🤖 AI Summary
This study addresses the challenge in CS1 education where students, relying on generative AI that often produces correct code, exhibit diminished motivation to engage in code review and debugging. To counter this, the authors introduce an innovative approach that injects executable, realistic bugs into otherwise correct AI-generated code and leverages naturally occurring prompt failures to establish a dual-path learning mechanism centered on prompt refinement and code repair. Analysis of 2,636 coding sessions from 917 students reveals that bug injection significantly enhances direct code repair efforts and improves subsequent task success rates, while prompt failures primarily drive iterative prompt optimization. Students consistently reported heightened code comprehension, stronger review habits, and a deeper awareness of the limitations inherent in generative AI systems.
📝 Abstract
As Generative AI (GenAI) becomes increasingly central to software development, CS education is integrating prompt-centered workflows where students describe intended program behavior in natural language to elicit code. However, professional practice requires careful review and verification of GenAI-generated code that may appear correct while containing subtle faults.
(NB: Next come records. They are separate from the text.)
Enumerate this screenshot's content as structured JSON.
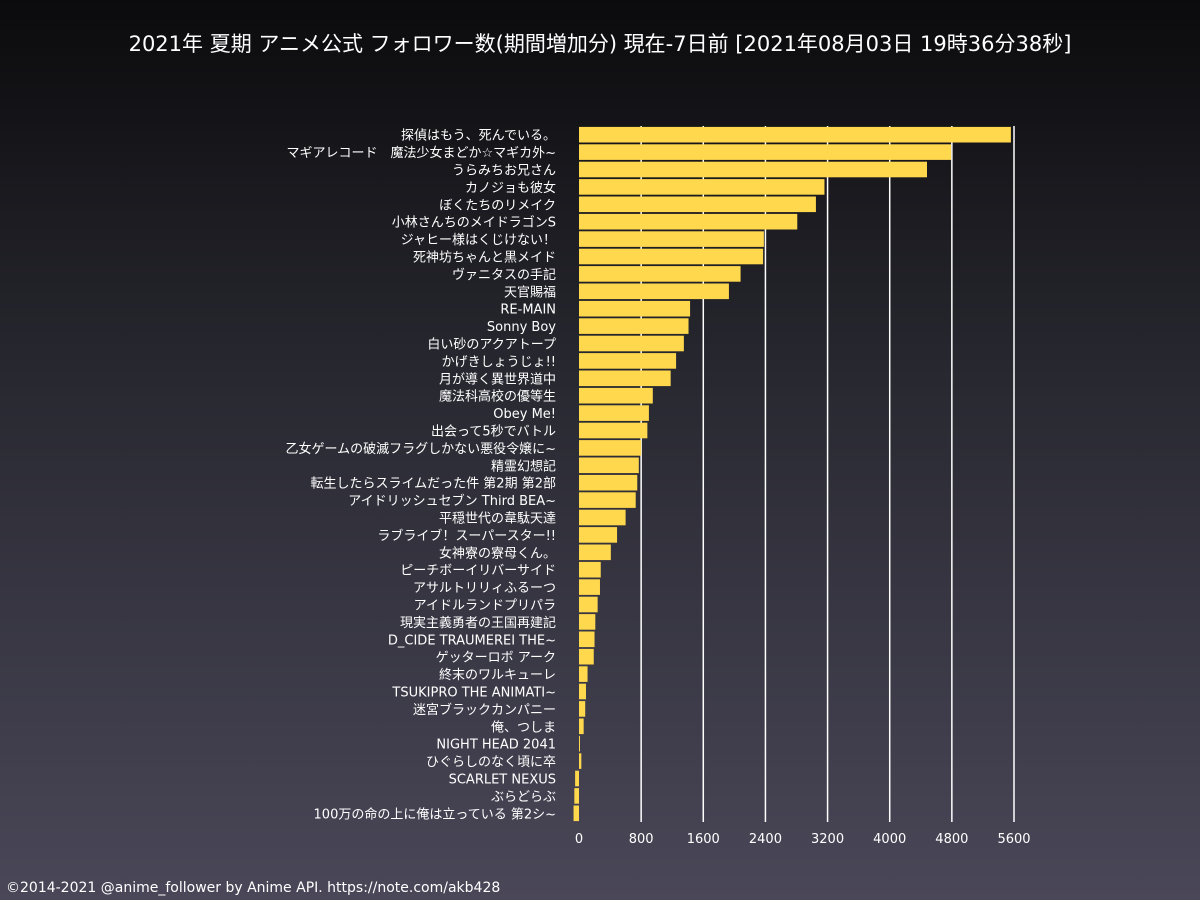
{
  "title": "2021年 夏期 アニメ公式 フォロワー数(期間増加分) 現在-7日前 [2021年08月03日 19時36分38秒]",
  "footer": "©2014-2021 @anime_follower by Anime API. https://note.com/akb428",
  "colors": {
    "bar": "#ffd84d",
    "grid": "#ffffff",
    "text": "#ffffff"
  },
  "chart_data": {
    "type": "bar",
    "orientation": "horizontal",
    "categories": [
      "探偵はもう、死んでいる。",
      "マギアレコード　魔法少女まどか☆マギカ外~",
      "うらみちお兄さん",
      "カノジョも彼女",
      "ぼくたちのリメイク",
      "小林さんちのメイドラゴンS",
      "ジャヒー様はくじけない！",
      "死神坊ちゃんと黒メイド",
      "ヴァニタスの手記",
      "天官賜福",
      "RE-MAIN",
      "Sonny Boy",
      "白い砂のアクアトープ",
      "かげきしょうじょ!!",
      "月が導く異世界道中",
      "魔法科高校の優等生",
      "Obey Me!",
      "出会って5秒でバトル",
      "乙女ゲームの破滅フラグしかない悪役令嬢に~",
      "精霊幻想記",
      "転生したらスライムだった件 第2期 第2部",
      "アイドリッシュセブン Third BEA~",
      "平穏世代の韋駄天達",
      "ラブライブ！スーパースター!!",
      "女神寮の寮母くん。",
      "ピーチボーイリバーサイド",
      "アサルトリリィふるーつ",
      "アイドルランドプリパラ",
      "現実主義勇者の王国再建記",
      "D_CIDE TRAUMEREI THE~",
      "ゲッターロボ アーク",
      "終末のワルキューレ",
      "TSUKIPRO THE ANIMATI~",
      "迷宮ブラックカンパニー",
      "俺、つしま",
      "NIGHT HEAD 2041",
      "ひぐらしのなく頃に卒",
      "SCARLET NEXUS",
      "ぶらどらぶ",
      "100万の命の上に俺は立っている 第2シ~"
    ],
    "values": [
      5560,
      4790,
      4480,
      3160,
      3050,
      2810,
      2380,
      2370,
      2080,
      1930,
      1430,
      1410,
      1350,
      1250,
      1180,
      950,
      900,
      880,
      800,
      770,
      750,
      730,
      600,
      490,
      410,
      280,
      270,
      240,
      210,
      200,
      190,
      110,
      90,
      80,
      60,
      10,
      30,
      -50,
      -60,
      -70
    ],
    "xlim": [
      0,
      5600
    ],
    "xticks": [
      0,
      800,
      1600,
      2400,
      3200,
      4000,
      4800,
      5600
    ],
    "grid": true
  }
}
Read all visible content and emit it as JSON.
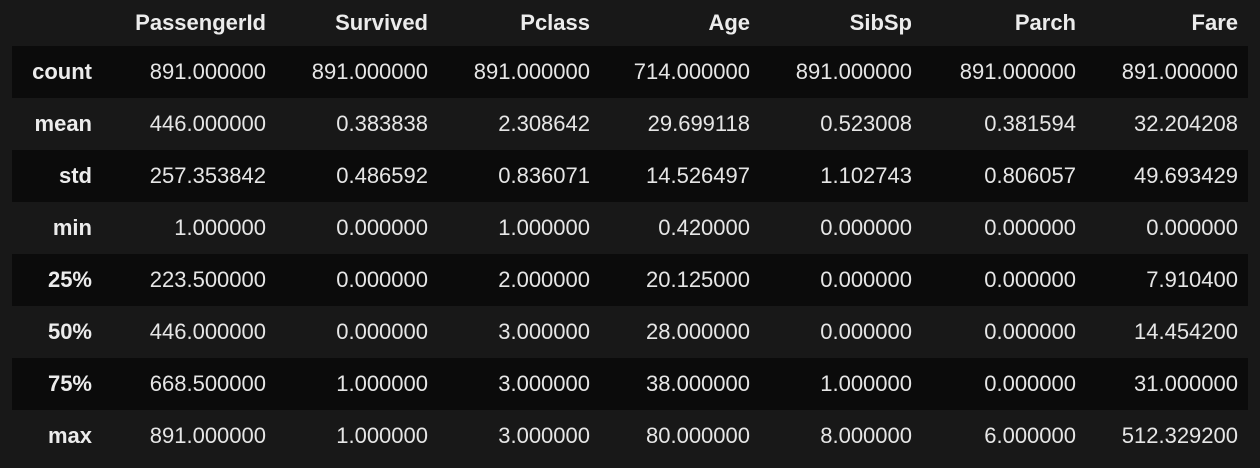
{
  "table": {
    "index_header": "",
    "columns": [
      "PassengerId",
      "Survived",
      "Pclass",
      "Age",
      "SibSp",
      "Parch",
      "Fare"
    ],
    "rows": [
      {
        "label": "count",
        "values": [
          "891.000000",
          "891.000000",
          "891.000000",
          "714.000000",
          "891.000000",
          "891.000000",
          "891.000000"
        ]
      },
      {
        "label": "mean",
        "values": [
          "446.000000",
          "0.383838",
          "2.308642",
          "29.699118",
          "0.523008",
          "0.381594",
          "32.204208"
        ]
      },
      {
        "label": "std",
        "values": [
          "257.353842",
          "0.486592",
          "0.836071",
          "14.526497",
          "1.102743",
          "0.806057",
          "49.693429"
        ]
      },
      {
        "label": "min",
        "values": [
          "1.000000",
          "0.000000",
          "1.000000",
          "0.420000",
          "0.000000",
          "0.000000",
          "0.000000"
        ]
      },
      {
        "label": "25%",
        "values": [
          "223.500000",
          "0.000000",
          "2.000000",
          "20.125000",
          "0.000000",
          "0.000000",
          "7.910400"
        ]
      },
      {
        "label": "50%",
        "values": [
          "446.000000",
          "0.000000",
          "3.000000",
          "28.000000",
          "0.000000",
          "0.000000",
          "14.454200"
        ]
      },
      {
        "label": "75%",
        "values": [
          "668.500000",
          "1.000000",
          "3.000000",
          "38.000000",
          "1.000000",
          "0.000000",
          "31.000000"
        ]
      },
      {
        "label": "max",
        "values": [
          "891.000000",
          "1.000000",
          "3.000000",
          "80.000000",
          "8.000000",
          "6.000000",
          "512.329200"
        ]
      }
    ]
  },
  "colors": {
    "background": "#181818",
    "stripe_dark": "#0b0b0b",
    "text": "#ececec"
  }
}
This creates a challenge for CS1-level activities, where current models often solve tasks correctly and reduce students' incentive to closely inspect generated outputs. We investigate how prompt-centered programming activities can be adapted to better foster these practices. Specifically, we explore an approach where realistic, runnable bugs are injected into otherwise correct solutions, thus requiring students to read and repair generated outputs. We analyzed 2,636 sessions from 917 students, and examined behavior across instances of naturally occurring prompt-related failures and deliberately injected bugs within each session. Our findings show that students responded differently across bug sources. Deliberately injected bugs more often led to direct code edits and higher next-attempt success, suggesting localized repair of near-miss solutions. Prompt-related failures instead more often led students to refine prompts by clarifying constraints, updating function signatures, adding edge cases, or reframing the task. Student reflections reinforce the emphasis on review and repair, describing useful practice in code understanding, code review, and debugging, as well as a more careful verification mindset and greater awareness of GenAI limitations. Ultimately, prompt-related failures and injected bugs together support a pedagogically useful GenAI workflow, where students practice both specification refinement through prompts and debugging through code editing.